Страница 4 из 14
Нельзя сказать, что болезнь моей матери уже проявилась. Родители даже не были уверены, больна ли она — по крайней мере физически. Психические изменения — именно так описывают ее состояние книги — могли иметь множество причин и ни одной конкретной. Как бы то ни было, отец с матерью решили, что я должна узнатьименно в четырнадцать, и мне сказали, хотя и не в день рождения, как случается с героями и героинями романов, которых по достижении определенного возраста посвящают в семейные ритуалы и тайны, а два месяца спустя, в один из дождливых дней. Наверное, родители понимали, что это напугает меня и сделает несчастной. Но знали ли они, каким это станет шоком? Неужели не осознавали, что я буду чувствовать себя такой же отделенной от остального человечества, словно на спине у меня горб, или я должна вырасти до семи футов ростом?

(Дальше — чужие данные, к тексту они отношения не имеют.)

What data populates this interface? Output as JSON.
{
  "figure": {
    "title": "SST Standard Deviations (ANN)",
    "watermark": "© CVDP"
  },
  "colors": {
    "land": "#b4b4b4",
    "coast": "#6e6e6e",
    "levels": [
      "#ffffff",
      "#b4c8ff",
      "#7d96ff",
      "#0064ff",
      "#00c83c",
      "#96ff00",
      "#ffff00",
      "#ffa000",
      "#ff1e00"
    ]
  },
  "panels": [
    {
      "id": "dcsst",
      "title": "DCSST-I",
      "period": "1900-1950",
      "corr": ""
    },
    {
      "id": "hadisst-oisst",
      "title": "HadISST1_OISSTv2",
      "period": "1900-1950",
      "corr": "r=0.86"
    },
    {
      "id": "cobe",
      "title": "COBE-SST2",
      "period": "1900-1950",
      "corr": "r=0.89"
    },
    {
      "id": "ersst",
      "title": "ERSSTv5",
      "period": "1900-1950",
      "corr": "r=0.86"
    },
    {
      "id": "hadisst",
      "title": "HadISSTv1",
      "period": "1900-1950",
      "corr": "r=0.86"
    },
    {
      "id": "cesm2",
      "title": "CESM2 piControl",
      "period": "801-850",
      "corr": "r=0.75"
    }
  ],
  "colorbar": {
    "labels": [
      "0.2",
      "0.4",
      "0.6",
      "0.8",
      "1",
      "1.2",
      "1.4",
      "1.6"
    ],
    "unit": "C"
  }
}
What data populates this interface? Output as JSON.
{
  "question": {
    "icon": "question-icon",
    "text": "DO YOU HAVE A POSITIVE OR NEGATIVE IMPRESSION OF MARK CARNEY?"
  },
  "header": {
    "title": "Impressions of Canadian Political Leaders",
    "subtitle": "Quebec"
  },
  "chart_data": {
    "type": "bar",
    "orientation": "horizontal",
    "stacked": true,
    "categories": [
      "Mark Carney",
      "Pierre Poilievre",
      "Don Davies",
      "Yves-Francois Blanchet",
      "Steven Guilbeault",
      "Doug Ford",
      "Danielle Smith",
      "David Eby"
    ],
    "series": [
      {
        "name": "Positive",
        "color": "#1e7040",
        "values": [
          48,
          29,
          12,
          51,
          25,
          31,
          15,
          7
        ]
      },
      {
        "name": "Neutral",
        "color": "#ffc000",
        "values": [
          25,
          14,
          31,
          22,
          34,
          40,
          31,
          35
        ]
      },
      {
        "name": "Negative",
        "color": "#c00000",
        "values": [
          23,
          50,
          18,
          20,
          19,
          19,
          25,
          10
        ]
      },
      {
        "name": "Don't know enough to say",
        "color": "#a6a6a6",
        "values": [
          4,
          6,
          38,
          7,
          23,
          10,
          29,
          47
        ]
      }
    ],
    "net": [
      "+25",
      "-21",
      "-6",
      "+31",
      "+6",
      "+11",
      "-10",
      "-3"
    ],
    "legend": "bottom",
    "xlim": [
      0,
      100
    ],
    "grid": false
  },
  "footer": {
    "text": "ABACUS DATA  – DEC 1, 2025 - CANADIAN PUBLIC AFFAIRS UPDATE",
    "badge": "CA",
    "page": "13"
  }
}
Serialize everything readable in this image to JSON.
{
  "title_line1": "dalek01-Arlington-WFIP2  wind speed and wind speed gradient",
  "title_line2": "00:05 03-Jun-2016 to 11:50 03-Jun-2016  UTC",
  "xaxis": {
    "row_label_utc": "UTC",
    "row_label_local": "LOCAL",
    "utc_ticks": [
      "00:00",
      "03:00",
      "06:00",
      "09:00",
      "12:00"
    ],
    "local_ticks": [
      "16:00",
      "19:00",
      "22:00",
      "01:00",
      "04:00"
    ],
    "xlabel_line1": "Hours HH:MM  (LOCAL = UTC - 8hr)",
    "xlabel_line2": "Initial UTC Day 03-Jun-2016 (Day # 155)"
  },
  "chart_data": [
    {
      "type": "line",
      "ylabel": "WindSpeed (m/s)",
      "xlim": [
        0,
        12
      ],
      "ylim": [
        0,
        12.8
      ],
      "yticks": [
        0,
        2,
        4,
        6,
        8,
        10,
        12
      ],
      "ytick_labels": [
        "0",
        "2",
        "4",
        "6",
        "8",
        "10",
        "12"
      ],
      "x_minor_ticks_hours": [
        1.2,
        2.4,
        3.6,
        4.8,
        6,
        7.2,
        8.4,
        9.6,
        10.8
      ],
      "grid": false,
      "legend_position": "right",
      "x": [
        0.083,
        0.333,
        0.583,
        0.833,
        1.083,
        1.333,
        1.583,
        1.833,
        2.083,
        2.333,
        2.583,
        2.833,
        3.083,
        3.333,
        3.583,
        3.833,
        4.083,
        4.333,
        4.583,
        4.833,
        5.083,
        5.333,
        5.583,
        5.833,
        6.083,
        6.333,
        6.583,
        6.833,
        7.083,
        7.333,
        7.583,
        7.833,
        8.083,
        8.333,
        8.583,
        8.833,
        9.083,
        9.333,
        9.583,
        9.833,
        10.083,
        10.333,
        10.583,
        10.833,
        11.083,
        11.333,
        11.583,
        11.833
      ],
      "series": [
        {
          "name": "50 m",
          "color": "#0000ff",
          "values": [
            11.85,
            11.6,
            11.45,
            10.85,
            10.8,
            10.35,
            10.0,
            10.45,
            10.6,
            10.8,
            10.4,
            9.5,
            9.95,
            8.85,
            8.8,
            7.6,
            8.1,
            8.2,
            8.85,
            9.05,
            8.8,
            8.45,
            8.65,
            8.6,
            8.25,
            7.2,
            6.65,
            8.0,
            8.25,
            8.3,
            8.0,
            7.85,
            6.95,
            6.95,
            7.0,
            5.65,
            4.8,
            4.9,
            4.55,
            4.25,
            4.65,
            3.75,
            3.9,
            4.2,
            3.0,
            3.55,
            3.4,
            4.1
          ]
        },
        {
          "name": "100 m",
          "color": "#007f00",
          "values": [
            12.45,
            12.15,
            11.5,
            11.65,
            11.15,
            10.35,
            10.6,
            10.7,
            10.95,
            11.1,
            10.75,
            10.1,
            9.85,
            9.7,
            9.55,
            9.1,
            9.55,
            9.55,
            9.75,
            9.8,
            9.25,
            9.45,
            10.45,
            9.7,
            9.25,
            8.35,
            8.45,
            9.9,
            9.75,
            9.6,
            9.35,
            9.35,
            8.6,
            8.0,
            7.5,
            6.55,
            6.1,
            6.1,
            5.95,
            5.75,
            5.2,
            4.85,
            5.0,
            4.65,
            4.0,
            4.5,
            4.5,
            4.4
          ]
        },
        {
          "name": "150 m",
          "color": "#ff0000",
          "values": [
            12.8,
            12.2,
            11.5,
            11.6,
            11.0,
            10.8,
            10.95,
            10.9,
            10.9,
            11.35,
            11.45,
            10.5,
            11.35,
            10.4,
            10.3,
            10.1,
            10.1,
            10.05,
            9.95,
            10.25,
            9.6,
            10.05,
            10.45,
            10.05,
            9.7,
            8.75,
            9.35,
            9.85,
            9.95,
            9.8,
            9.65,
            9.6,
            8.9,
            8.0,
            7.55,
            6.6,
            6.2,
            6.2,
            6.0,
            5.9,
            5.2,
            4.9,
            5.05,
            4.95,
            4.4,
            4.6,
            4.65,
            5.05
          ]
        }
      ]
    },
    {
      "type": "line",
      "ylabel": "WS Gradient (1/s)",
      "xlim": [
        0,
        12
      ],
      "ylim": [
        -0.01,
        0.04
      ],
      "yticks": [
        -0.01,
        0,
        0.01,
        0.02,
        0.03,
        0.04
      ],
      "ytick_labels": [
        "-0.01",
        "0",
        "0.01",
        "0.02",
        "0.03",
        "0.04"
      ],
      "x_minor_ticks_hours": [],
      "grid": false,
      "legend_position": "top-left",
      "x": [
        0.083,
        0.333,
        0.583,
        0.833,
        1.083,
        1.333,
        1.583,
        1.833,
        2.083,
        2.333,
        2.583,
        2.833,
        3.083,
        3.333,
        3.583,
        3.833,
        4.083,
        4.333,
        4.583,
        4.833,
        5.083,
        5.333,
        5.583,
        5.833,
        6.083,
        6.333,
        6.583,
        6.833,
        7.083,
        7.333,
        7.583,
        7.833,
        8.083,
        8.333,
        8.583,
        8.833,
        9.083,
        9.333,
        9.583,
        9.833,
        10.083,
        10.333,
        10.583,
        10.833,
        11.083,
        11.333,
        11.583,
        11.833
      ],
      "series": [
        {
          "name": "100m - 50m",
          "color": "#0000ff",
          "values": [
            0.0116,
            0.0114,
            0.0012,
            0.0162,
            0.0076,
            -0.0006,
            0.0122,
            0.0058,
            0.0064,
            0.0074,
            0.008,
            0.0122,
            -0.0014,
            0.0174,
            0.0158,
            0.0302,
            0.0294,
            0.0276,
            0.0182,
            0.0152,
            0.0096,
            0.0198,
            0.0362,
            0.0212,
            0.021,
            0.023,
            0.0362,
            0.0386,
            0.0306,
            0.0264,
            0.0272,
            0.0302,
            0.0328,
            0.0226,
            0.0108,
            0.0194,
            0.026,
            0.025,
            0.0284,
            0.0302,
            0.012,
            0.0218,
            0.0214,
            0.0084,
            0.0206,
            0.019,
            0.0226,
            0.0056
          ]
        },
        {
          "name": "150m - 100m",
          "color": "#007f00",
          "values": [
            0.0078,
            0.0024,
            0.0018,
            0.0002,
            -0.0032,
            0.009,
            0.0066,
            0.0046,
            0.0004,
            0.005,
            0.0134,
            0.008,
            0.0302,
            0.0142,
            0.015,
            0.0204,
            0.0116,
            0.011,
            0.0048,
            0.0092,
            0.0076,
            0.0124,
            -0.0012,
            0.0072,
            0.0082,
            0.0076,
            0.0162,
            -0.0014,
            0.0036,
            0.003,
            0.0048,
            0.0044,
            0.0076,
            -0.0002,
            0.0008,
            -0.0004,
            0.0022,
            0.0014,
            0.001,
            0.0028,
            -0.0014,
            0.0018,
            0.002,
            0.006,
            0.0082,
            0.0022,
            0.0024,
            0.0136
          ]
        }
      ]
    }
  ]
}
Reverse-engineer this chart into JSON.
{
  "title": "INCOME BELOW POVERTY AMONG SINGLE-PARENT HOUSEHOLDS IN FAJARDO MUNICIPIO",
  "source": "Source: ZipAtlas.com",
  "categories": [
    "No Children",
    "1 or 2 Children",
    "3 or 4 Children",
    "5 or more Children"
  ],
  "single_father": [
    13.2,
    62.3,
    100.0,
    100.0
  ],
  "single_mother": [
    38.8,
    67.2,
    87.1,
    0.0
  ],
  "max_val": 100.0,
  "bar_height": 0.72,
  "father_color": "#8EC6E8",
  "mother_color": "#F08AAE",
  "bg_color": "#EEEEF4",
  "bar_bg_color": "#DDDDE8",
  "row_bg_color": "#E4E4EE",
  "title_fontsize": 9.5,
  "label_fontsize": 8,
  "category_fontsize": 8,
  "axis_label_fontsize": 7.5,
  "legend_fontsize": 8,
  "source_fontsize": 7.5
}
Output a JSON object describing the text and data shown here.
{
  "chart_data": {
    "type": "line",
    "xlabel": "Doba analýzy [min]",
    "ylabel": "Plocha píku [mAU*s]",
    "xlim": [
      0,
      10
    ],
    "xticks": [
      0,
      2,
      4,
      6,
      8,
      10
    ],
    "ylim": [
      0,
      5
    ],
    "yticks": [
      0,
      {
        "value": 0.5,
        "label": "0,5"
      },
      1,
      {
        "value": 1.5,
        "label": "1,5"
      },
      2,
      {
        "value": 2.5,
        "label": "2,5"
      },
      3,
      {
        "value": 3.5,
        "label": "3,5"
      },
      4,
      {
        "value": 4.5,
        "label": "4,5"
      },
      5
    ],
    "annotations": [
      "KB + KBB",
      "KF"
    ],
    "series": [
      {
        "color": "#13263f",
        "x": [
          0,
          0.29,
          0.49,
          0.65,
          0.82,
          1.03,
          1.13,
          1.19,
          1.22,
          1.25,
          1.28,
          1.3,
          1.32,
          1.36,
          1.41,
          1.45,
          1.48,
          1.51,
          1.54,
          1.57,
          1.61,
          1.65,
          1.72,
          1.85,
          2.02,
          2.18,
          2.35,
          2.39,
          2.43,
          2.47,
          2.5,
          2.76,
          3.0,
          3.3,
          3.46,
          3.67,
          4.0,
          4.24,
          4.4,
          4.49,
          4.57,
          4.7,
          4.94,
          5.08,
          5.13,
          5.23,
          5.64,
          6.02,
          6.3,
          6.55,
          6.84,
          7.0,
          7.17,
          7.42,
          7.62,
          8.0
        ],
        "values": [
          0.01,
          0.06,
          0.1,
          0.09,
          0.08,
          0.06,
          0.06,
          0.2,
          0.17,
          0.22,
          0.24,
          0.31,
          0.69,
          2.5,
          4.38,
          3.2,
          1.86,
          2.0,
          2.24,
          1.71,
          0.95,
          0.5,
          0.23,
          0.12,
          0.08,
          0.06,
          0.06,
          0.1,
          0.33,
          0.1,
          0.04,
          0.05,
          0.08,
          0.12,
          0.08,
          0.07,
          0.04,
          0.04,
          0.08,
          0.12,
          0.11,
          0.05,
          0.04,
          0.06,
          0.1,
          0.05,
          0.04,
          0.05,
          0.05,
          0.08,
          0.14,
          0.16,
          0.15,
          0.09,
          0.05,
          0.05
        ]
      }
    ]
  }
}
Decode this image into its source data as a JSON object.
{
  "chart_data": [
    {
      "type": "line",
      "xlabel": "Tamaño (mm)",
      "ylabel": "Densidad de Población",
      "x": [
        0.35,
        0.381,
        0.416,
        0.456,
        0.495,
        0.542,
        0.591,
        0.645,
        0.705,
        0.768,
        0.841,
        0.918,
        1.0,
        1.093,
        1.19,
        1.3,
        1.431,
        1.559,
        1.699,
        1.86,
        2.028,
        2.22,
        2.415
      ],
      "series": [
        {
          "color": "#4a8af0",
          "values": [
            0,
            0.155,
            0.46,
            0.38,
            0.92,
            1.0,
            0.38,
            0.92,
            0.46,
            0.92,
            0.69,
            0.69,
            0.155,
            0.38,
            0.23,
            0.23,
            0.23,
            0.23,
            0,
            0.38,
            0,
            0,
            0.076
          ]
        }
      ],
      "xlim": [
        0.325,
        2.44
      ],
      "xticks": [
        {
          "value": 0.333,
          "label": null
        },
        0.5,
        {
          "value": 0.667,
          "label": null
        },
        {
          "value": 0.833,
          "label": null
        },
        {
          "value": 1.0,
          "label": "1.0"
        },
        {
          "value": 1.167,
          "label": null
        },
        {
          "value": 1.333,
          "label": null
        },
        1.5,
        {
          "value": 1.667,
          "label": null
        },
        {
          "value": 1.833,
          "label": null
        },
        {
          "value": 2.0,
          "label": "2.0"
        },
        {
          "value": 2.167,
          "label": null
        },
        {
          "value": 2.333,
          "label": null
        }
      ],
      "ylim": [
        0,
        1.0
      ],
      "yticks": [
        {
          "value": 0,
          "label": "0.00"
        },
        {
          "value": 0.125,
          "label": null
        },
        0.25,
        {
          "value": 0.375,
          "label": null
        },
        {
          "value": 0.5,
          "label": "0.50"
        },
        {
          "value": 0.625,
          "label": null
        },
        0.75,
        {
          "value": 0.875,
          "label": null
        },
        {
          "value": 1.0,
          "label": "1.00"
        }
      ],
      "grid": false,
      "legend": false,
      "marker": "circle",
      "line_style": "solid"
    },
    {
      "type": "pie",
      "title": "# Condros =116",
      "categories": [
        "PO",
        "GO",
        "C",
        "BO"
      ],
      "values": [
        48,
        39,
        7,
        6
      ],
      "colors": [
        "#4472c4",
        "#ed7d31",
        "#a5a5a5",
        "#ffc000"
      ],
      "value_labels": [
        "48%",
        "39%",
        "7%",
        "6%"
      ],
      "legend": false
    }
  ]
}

Я поняла тогда, почему была единственным ребенком, но не могла понять, почему вообще появилась на свет. Какое-то время я упрекала отца и мать за то, что они меня родили, за безответственность — ведь они все знали. И довольно долго отказывалась признавать их родителями, не желала иметь с ними ничего общего. Быстрое развитие болезни матери ничего не изменило. Самые безжалостные люди на свете — это подростки. Я отвернулась от родителей и от их тайны: от ее дефектных генов, от его внимательных глаз и тревожного ожидания симптомов, — и обратилась к тому, кто был добр и не заставлял меня страдать. Я обратилась к Козетте.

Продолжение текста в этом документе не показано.